Quand Réal Bérard et Gary Tessier ont été séduits par des blocs de neige massifs, que des institutions comme le Carnaval de Québec ou le Bal de neige d’Ottawa commençaient à mettre à la disposition des sculpteurs du blanc. 

À la fin des années 1980, le Festival du Voyageur proposait aussi des blocs de neige, dans le cadre de concours dotés de prix afin de susciter l’intérêt de personnes désireuses de faire face artistiquement à un beau gros cube de neige. 

Mais des neigistes comme Réal Bérard, Gary Tessier ou David MacNair n’avaient pas besoin de la motivation d’un concours pour braver le froid. Leur désir de sculpter par pur plaisir a entraîné la naissance en 1991 d’un Symposium international de sculptures sur neige lié au Festival du Voyageur. 

Cette étape tout à fait remarquable dans l’histoire des neigistes au Manitoba coïncide avec la venue au monde d’Élyse Saurette. Fort de ce point de repère temporel, voici le témoignage d’une jeune artiste et personne-ressource qui n’a connu que le monde où les sculptures sur neige parsemant la capitale manitobaine sont annonciatrices du plus grand festival d’hiver de l’Ouest canadien. 

Article issu de notre cahier spécial de Noël paru le 18 décembre 2024.

Chez nous à la maison, il y avait beaucoup de tissus. Ma mère, Éveline Saurette, faisait beaucoup de couture. Elle était même retournée aux études à l’Université du Manitoba pour suivre un programme de Clothing and Textiles. Elle dessinait les habits qu’elle allait créer et nous encourageait aussi à dessiner. Ma soeur Renée voulait faire comme elle. Et moi je voulais faire comme ma grande soeur. Je peux dire que je dessine depuis toujours. 

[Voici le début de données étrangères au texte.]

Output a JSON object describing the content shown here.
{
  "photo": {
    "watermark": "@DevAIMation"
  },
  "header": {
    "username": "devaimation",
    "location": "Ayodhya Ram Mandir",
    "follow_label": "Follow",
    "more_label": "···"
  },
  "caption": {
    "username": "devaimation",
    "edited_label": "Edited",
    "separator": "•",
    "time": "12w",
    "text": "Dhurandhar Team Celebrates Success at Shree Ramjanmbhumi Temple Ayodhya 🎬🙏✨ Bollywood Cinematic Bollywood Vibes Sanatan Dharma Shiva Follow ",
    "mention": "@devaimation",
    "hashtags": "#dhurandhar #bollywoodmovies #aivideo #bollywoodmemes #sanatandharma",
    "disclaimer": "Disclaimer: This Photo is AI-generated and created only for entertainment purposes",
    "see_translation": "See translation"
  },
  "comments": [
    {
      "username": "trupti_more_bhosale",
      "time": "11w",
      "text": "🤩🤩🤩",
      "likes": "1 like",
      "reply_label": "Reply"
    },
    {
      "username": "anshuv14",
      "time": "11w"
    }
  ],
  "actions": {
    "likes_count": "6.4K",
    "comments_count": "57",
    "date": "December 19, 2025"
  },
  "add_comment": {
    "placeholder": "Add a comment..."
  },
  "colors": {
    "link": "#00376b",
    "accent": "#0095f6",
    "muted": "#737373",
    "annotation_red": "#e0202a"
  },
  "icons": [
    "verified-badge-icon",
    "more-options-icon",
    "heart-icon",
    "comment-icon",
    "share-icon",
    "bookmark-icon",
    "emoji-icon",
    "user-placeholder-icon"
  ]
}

À l’école Précieux-Sang, le directeur était Michel McDonald. Il poussait les arts. Des artistes donnaient des ateliers. Je me souviens par exemple des classes de Marcel Gosselin sur l’imprimerie, ou encore de celles offertes par Yvette Cenerini. J’avais participé à la création de la murale à l’entrée de l’école. Il y avait au Précieux-Sang une atmosphère propice à stimuler tous les arts. 

Au Collège Louis-Riel, où j’ai passé quatre ans à partir de 2005, il y avait moins d’occasions de s’exprimer artistiquement. Les cours d’arts visuels étaient donnés par Michel Lambert et Bertrand Nayet. Pour les cours en général, j’essayais de trouver une opportunité pour y insérer de l’art. S’il fallait remettre un rapport, je demandais si je pouvais illustrer le projet. Je reconnais que je n’avais pas grand intérêt pour les études, sauf s’il y avait une dimension artistique. 

Je n’ai pas manqué ma chance de participer au processus de sélection pour les Jeux de la Francophonie à Edmonton en 2008. J’avais 17 ans. Ça m’a permis de rencontrer des artistes d’ici que je ne connaissais pas, surtout du rural. Et après, pendant cinq jours en Alberta, d’en rencontrer d’autres provinces. 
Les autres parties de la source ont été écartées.